One of the lovely unintended consequences of this blog has been that people have consistently asked how I am, and specifically how my mental health has been, since B’s birth.


I don’t always know how to answer. ‘fine’ in short I suppose, or I could give you a detailed analysis of each day.


It’s been nearly three weeks now. I had a couple of teary days at the start, like I mentioned, and since then I’ve twice woken up with the black dog on my shoulder. Both times followed very sleepless nights, where by 4am I’m feeling resentful towards B, and can’t bear the thought of feeding yet again. And at 7am the girls are up and bouncing on the bed, crashing into B and me and upsetting his latch, invading my precious personal space and touching my tender body; the skies are grey and ahead of me all day is yet more feeding and not much else.


By the evening of a day of grumping I’m wondering if it’s time to call the mental health nurse and discuss going on medication, because I can’t bear weeks of this and I know the sertraline will take a couple of weeks to kick in, and going running is still a month away.


And then the next morning, the skies have cleared, and I’ve had more sleep, the feeding is a little less uncomfortable than the day before and I have plans to see my friends and I realise that yesterday was just a normal day after all, when one is sleep deprived and at home with a newborn.


To balance the dark days out, I’ve had moments nearly every day of pure joy: I’ve been able to get out in the garden in between feeds a couple of times and this morning my husband discovered me perched on a wall, pruning saw in hand, taming the buddleia with a huge grin plastered across my face.
I had my first social smile from the the baby. A few days ago my toddler ate an entire plateful of a cooked meal which was new to her (huge thanks to my church for our food rota which continues to bless me with gorgeous food I have not cooked).  On Sunday we made it to church and I was able to stand and sing a worship song to God.
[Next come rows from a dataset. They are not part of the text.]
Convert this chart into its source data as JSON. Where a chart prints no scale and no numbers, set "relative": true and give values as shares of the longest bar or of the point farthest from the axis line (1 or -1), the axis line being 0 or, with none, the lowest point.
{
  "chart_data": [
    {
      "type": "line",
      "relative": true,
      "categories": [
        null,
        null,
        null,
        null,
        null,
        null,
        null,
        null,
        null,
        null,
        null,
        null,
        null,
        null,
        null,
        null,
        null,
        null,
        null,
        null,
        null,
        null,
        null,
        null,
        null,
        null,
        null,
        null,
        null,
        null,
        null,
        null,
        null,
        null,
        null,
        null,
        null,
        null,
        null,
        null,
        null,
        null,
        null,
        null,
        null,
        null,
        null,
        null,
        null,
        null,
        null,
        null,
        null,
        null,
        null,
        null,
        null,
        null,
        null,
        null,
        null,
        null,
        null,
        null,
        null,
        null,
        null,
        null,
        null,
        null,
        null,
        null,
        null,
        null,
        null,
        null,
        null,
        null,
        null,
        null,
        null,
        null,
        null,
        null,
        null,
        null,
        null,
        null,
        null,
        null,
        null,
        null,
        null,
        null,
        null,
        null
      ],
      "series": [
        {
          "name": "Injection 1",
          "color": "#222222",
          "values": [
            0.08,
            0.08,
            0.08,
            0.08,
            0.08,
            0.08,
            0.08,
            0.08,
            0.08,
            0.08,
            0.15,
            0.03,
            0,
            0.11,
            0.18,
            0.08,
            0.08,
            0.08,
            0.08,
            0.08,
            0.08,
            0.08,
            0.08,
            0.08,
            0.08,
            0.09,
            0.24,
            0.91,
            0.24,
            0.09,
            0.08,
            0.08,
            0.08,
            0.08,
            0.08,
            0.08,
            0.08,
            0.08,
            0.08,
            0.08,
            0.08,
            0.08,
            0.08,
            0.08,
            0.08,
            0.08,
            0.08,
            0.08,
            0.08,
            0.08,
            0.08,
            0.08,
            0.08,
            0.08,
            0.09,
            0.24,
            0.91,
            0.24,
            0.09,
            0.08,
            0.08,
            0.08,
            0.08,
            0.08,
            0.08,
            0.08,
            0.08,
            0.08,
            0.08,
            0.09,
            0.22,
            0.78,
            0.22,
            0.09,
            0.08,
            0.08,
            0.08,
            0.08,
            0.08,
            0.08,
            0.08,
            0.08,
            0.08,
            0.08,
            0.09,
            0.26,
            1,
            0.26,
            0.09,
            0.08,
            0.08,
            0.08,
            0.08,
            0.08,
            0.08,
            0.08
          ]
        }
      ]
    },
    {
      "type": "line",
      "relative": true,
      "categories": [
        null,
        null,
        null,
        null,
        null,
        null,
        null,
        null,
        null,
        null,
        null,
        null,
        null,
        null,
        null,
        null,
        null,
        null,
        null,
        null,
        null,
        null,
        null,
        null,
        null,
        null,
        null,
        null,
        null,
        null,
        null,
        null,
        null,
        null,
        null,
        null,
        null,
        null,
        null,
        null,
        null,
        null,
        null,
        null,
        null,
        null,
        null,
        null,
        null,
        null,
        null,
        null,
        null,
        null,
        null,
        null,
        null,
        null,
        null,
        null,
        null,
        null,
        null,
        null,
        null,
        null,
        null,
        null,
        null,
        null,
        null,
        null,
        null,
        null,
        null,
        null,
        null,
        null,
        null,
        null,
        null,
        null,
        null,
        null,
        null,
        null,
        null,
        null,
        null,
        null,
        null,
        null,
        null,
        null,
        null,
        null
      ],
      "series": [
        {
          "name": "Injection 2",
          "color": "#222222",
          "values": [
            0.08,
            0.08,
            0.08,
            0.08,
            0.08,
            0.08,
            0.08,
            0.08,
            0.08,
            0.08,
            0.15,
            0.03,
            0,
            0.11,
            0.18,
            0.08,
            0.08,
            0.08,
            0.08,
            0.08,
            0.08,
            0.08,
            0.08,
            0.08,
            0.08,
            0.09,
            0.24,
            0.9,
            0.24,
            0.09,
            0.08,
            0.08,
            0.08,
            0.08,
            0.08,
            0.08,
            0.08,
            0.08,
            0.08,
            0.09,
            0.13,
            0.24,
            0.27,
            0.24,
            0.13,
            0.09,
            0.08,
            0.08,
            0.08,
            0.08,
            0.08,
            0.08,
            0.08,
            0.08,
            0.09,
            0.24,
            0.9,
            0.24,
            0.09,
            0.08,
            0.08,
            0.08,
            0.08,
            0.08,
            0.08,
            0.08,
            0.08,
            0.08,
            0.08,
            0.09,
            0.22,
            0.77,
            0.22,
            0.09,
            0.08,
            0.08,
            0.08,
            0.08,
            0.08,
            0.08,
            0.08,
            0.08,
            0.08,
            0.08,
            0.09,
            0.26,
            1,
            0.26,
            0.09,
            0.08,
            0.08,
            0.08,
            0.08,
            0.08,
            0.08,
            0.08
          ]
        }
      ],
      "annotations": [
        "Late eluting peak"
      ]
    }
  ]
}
Friday I made it to the fish and chip shop and introduced the baby to the staff there – it’s the first time I have been able to walk that far since before Christmas.
Writing this at the end of another long day of feeds and childcare, I am content with my lot. Because in between the occasional difficult day and the frequent moments of pleasure is normal life, and it’s a life I want : full of feeding and nappy changes, looking after the girls and washing up, seeing friends and discussing the garden with my husband.
I’m keeping a close eye on my mental health: I’ve my 6 week check booked and my GP will ask and the health visitor is coming at 8 weeks and will check on it then too. I’m accepting the tough days when they come just that. I think the difference won’t be in how they feel but in the quantity and frequency of them, so I’ve decided if I get 3 in a row then I’m calling the nurse for a chat.  But so far, so good, and I’m grateful for it.
And I’m grateful to you all for asking. Every time it reminds me that people care and are interested, that I’m not alone in this and I’m loved. Thank you all, for asking how I am. Today, I am well. Today, I pruned the buddleia.